60menit.co.id | Direktur Eksekutif Perkumpulan WASINDO. (Foto : zho) |
60MENIT.co.id, Jakarta | Masalah yang menimpa masyarakat terdampak aktivitas tambang di desa Mosiko dan desa Lelewawo, Kecamatan Batu Putih, Kabupaten Kolaka Utara (Kolut), seperti dirilis sebuah media online lokal di Sultra, baru-baru ini, mengundang reaksi Direktur Eksekutif Perkumpulan WASINDO (Pengawas Independen Indonesia), Drs. Tommy Tiranda.
Pimpinan pusat WASINDO ini meminta pihak KemenLHK (Kementerian Lingkungan Hidup dan Kehutanan) agar turun tangan dan tidak membiarkan warga masyarakat lokal di Batu Putih itu terus menerus terdampak akibat lahan mereka tidak lagi dapat digunakan sesuai fungsinya. "Harus ada tindakan segera dari KemenLHK, tidak bisa berlarut-larut. Kalau perlu turunkan tim Gakkum KLHK Sulawesi," tegas Tommy.
Dihubungi via telepon genggam, Jumat (22/7) siang, pria yang juga jurnalis senior investigator ini, bahkan meminta semua aktivitas tambang yang bermasalah dengan IUP alias ilegal di Sultra, agar diinspeksi dan ditindaki. "Turunkan inspektur tambang (IT). Seperti di Batu Putih Kolut saya heran kok ribut soal lahan warga terdampak. Berarti pengelolaan lingkungan hidupnya tidak beres," terang Tommy dari Palu Sulteng.
Dengan adanya masalah tersebut, ia jadi sangsi dengan izin lingkungan perusahaan tersebut. "Karena syarat untuk dapat IUP itu kan salah satunya punya izin lingkungan, bukan ujug-ujug. Kemudian sosialisasi kepada masyarakat. Lalu sekarang masyarakat ribut karena terdampak. Ini menimbulkan pertanyaan soal legalitas perusahaan punya IUP atau tidak," bebernya.

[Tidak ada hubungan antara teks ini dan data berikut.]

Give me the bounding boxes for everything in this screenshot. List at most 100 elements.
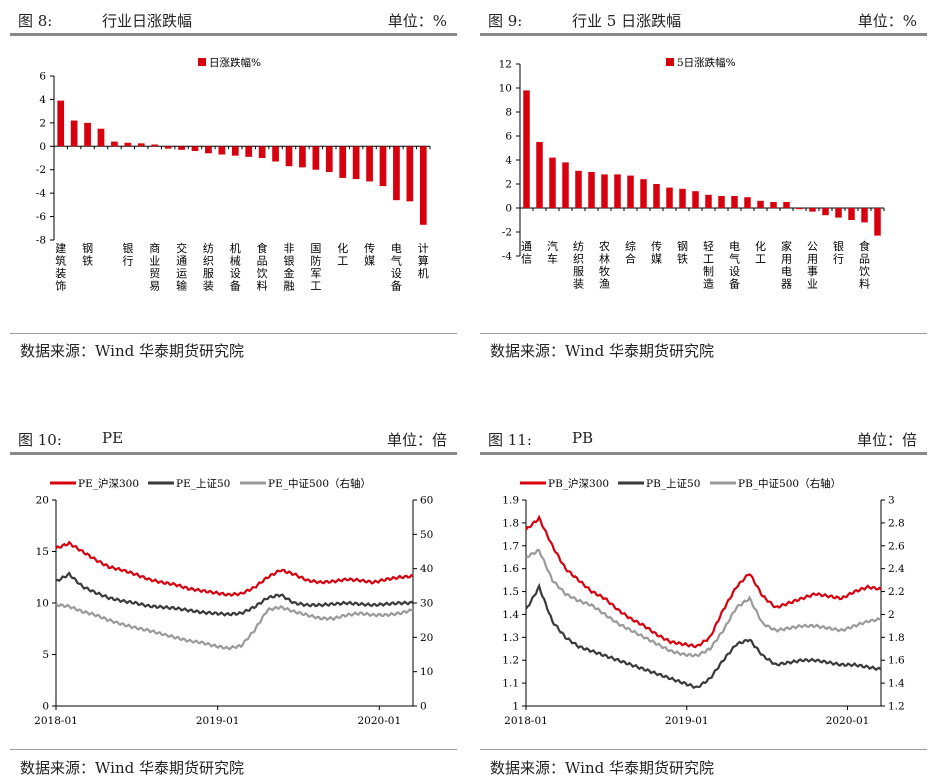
x-category-label: 食品饮料 bbox=[859, 239, 870, 291]
bar bbox=[258, 146, 266, 158]
y-tick-label: -2 bbox=[36, 164, 46, 176]
bar bbox=[705, 194, 712, 208]
right-y-tick-label: 1.2 bbox=[888, 701, 905, 713]
bar bbox=[272, 146, 279, 162]
bar bbox=[809, 208, 816, 212]
right-y-tick-label: 10 bbox=[420, 666, 433, 678]
bar bbox=[84, 122, 91, 147]
left-y-tick-label: 20 bbox=[36, 495, 49, 507]
x-category-label: 建筑装饰 bbox=[55, 241, 66, 293]
x-category-label: 交通运输 bbox=[176, 241, 187, 293]
y-tick-label: 0 bbox=[505, 203, 512, 215]
bar bbox=[575, 170, 582, 208]
figure-number: 图 10: bbox=[18, 431, 62, 449]
bar bbox=[70, 120, 78, 147]
x-category-label: 银行 bbox=[833, 239, 844, 266]
footer-rule bbox=[10, 333, 457, 334]
figure-header: 图 10: PE 单位：倍 bbox=[10, 425, 457, 451]
bar bbox=[178, 146, 185, 150]
header-rule bbox=[10, 33, 457, 36]
y-tick-label: 2 bbox=[505, 179, 512, 191]
x-category-label: 钢铁 bbox=[677, 240, 688, 266]
bar bbox=[783, 202, 790, 208]
right-y-tick-label: 20 bbox=[420, 632, 433, 644]
bar bbox=[352, 146, 360, 180]
bar bbox=[124, 142, 132, 147]
right-y-tick-label: 1.6 bbox=[888, 655, 905, 667]
header-rule bbox=[480, 452, 927, 455]
x-category-label: 轻工制造 bbox=[703, 239, 714, 291]
x-category-label: 电气设备 bbox=[391, 242, 402, 293]
series-line bbox=[525, 548, 882, 658]
bar bbox=[536, 142, 543, 208]
bar bbox=[627, 175, 634, 208]
bar bbox=[325, 146, 333, 173]
bar bbox=[588, 172, 595, 208]
bar bbox=[796, 208, 803, 210]
left-y-tick-label: 1.6 bbox=[502, 563, 519, 575]
x-category-label: 食品饮料 bbox=[257, 241, 268, 293]
figure-8-panel: 图 8: 行业日涨跌幅 单位：% -8 -6 -4 -2 0 2 4 6 建筑装饰 钢铁 银行 商业贸… bbox=[10, 6, 457, 376]
y-tick-label: -4 bbox=[36, 188, 47, 200]
y-tick-label: 4 bbox=[505, 155, 512, 167]
bar bbox=[151, 144, 159, 147]
bar bbox=[640, 179, 647, 208]
figure-11-panel: 图 11: PB 单位：倍 1 1.1 1.2 1.3 1.4 1.5 1.6 1.7 1.8 1… bbox=[480, 425, 927, 783]
x-category-label: 计算机 bbox=[418, 242, 429, 280]
x-category-label: 纺织服装 bbox=[573, 239, 584, 291]
bar bbox=[57, 100, 65, 147]
y-tick-label: 6 bbox=[505, 131, 512, 143]
bar bbox=[164, 146, 172, 149]
x-tick-label: 2020-01 bbox=[358, 715, 402, 727]
y-tick-label: 8 bbox=[505, 107, 512, 119]
pe-line-chart: 0 5 10 15 20 0 10 20 30 40 50 60 2018-01 2019-01 2020-… bbox=[34, 477, 433, 727]
bar bbox=[653, 184, 660, 208]
y-tick-label: -2 bbox=[502, 227, 512, 239]
bar bbox=[601, 174, 608, 208]
figure-title: 行业 5 日涨跌幅 bbox=[572, 12, 682, 30]
left-y-tick-label: 1.4 bbox=[502, 609, 519, 621]
header-rule bbox=[10, 452, 457, 455]
left-y-tick-label: 5 bbox=[42, 649, 49, 661]
bar bbox=[614, 174, 621, 208]
x-category-label: 农林牧渔 bbox=[599, 239, 610, 291]
bar bbox=[97, 128, 105, 147]
bar bbox=[874, 208, 881, 236]
bar bbox=[861, 208, 868, 223]
x-tick-label: 2019-01 bbox=[665, 715, 709, 727]
figure-header: 图 11: PB 单位：倍 bbox=[480, 425, 927, 451]
right-y-tick-label: 2.8 bbox=[888, 517, 905, 529]
bar bbox=[299, 146, 306, 168]
y-tick-label: 10 bbox=[499, 83, 512, 95]
bar bbox=[406, 146, 414, 202]
legend-label: PE_上证50 bbox=[176, 478, 230, 490]
figure-title: PB bbox=[572, 429, 594, 447]
x-tick-label: 2020-01 bbox=[826, 715, 870, 727]
legend-swatch bbox=[198, 58, 206, 66]
x-category-label: 电气设备 bbox=[729, 240, 740, 291]
figure-9-panel: 图 9: 行业 5 日涨跌幅 单位：% -4 -2 0 2 4 6 8 10 12 通信 汽车 纺织服… bbox=[480, 6, 927, 376]
bar bbox=[419, 146, 427, 225]
y-tick-label: -8 bbox=[36, 235, 46, 247]
x-tick-label: 2018-01 bbox=[504, 715, 548, 727]
series-line bbox=[55, 602, 414, 651]
bar bbox=[549, 157, 556, 208]
figure-header: 图 8: 行业日涨跌幅 单位：% bbox=[10, 6, 457, 32]
x-category-label: 国防军工 bbox=[310, 242, 321, 293]
bar bbox=[393, 146, 400, 201]
legend-label: PB_中证500（右轴） bbox=[738, 477, 841, 490]
bar bbox=[744, 197, 751, 208]
bar bbox=[205, 146, 212, 154]
x-category-label: 汽车 bbox=[547, 239, 558, 266]
legend-label: 5日涨跌幅% bbox=[677, 56, 736, 69]
figure-title: 行业日涨跌幅 bbox=[102, 12, 193, 30]
x-category-label: 公用事业 bbox=[807, 240, 818, 291]
bar bbox=[366, 146, 373, 182]
left-y-tick-label: 1.2 bbox=[502, 655, 519, 667]
x-category-label: 传媒 bbox=[364, 242, 375, 268]
right-y-tick-label: 2.2 bbox=[888, 586, 905, 598]
right-y-tick-label: 2.4 bbox=[888, 563, 905, 575]
x-category-label: 综合 bbox=[625, 239, 636, 266]
y-tick-label: -4 bbox=[502, 251, 513, 263]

Jika ada indikasi penyimpangan atas lingkungan dan legalitas soal IUP, Tommy meminta aparat berwenang tanggap dan menindak tegas dengan memproses. Diketahui, informasi mengenai laporan masyarakat terdampak di Batu Putih Kolut ini muncul setelah pengurus Lembaga Adat Tolaki (LAT) dan Dewan Adat Patowonua (DAP) turun langsung melakukan investigasi berdasarkan pengaduan.

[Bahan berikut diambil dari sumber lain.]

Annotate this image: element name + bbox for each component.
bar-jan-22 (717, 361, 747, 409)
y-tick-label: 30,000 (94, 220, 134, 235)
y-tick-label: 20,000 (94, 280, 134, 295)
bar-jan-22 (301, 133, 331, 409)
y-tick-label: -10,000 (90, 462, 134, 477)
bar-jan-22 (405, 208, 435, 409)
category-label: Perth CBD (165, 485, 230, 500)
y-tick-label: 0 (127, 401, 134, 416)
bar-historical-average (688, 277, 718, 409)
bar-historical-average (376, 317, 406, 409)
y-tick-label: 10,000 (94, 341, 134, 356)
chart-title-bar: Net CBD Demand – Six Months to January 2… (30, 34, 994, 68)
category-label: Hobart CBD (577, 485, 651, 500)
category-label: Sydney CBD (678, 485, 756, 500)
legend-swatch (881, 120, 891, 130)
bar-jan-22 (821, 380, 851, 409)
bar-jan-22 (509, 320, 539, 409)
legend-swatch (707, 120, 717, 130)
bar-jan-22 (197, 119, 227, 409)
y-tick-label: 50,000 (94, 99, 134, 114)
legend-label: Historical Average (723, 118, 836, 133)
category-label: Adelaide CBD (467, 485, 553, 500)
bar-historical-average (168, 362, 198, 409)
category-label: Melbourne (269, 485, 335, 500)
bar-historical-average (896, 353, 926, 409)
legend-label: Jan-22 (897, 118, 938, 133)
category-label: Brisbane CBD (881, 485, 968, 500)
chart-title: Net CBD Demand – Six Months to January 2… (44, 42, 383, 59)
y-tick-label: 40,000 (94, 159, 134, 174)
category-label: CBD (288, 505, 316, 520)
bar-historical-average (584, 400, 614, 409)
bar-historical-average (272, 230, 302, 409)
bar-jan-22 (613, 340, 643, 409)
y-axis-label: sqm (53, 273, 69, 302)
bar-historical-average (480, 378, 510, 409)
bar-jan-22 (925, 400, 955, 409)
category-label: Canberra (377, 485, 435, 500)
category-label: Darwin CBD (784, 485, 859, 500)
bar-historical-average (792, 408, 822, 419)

Sekretaris LAT Kolut, Abu Bakri, yang langsung memimpin investigasi di Mosiku dan Lelewawo, Batu Putih.
“Kami turun ini atas adanya aduan dan surat masyarakat dari desa Lelewawo dan Mosiku ke lembaga adat tolaki (LAT) Kolaka Utara, kami diminta masyarakat untuk menangani permasalahan yang mereka alami. Permasalahannya adalah adanya lahan mereka yang terkena dampak akibat dari pertambangan yang dilakukan," ucap Bakri.
Aktivitas penambangan itu, menurut Bakri, dilakukan pihak PT Kasmar Tiar Raya (KTR). "Dampaknya ke lahan masyarakat seperti persawahan sekitar 20 hektar. Ada 16 orang warga pemilik," ungkap Bakri, Selasa (19/7). Lahan seluas itu ditanami ribuan pohon sagu dan persawahan. Namun tidak lagi bisa diolah karena tenggelam lumpur dan air berwarna merah.

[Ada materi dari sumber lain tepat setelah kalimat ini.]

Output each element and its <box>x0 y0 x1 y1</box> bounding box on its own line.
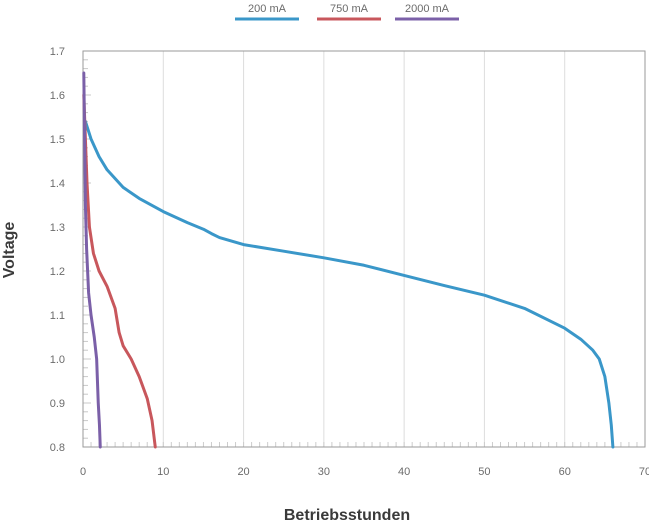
y-tick-label: 1.4 <box>50 178 65 190</box>
plot-frame <box>82 50 646 448</box>
tick-labels: 0 10 20 30 40 50 60 70 0.8 0.9 1.0 1.1 1.2 1.3 1.4 1.5 1… <box>50 46 649 478</box>
grid <box>162 51 566 447</box>
series-line-750-ma <box>82 93 157 449</box>
y-tick-label: 1.0 <box>50 354 65 366</box>
x-tick-label: 20 <box>237 466 249 478</box>
y-tick-label: 1.5 <box>50 134 65 146</box>
legend: 200 mA 750 mA 2000 mA <box>235 3 459 21</box>
x-tick-label: 50 <box>478 466 490 478</box>
plot-area-border <box>82 50 646 448</box>
x-tick-label: 70 <box>639 466 649 478</box>
y-axis-minor-ticks <box>83 59 638 447</box>
x-tick-label: 40 <box>398 466 410 478</box>
x-tick-label: 0 <box>80 466 86 478</box>
x-tick-label: 30 <box>318 466 330 478</box>
y-tick-label: 1.6 <box>50 90 65 102</box>
series-line-2000-ma <box>82 71 102 449</box>
legend-label: 200 mA <box>248 3 287 15</box>
y-tick-label: 0.8 <box>50 442 65 454</box>
legend-label: 2000 mA <box>405 3 450 15</box>
y-tick-label: 0.9 <box>50 398 65 410</box>
y-tick-label: 1.2 <box>50 266 65 278</box>
y-tick-label: 1.1 <box>50 310 65 322</box>
x-tick-label: 10 <box>157 466 169 478</box>
x-axis-title: Betriebsstunden <box>284 507 410 521</box>
y-axis-title: Voltage <box>1 222 18 279</box>
legend-label: 750 mA <box>330 3 369 15</box>
x-tick-label: 60 <box>559 466 571 478</box>
y-tick-label: 1.3 <box>50 222 65 234</box>
series-line-200-ma <box>83 119 615 449</box>
y-tick-label: 1.7 <box>50 46 65 58</box>
series-lines <box>82 71 615 449</box>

“Sagu sudah tidak bisa diolah menjadi makanan karena sudah digenangi lumpur serta sudah banyak yang mati. Mirisnya lagi saat kami melihat langsung pohon sagu yang masih kecil dan baru tumbuh sudah pada mati dan ini akan menuju kepunahan ketika ini dibiarkan terus," tutur Bakri menjelaskan.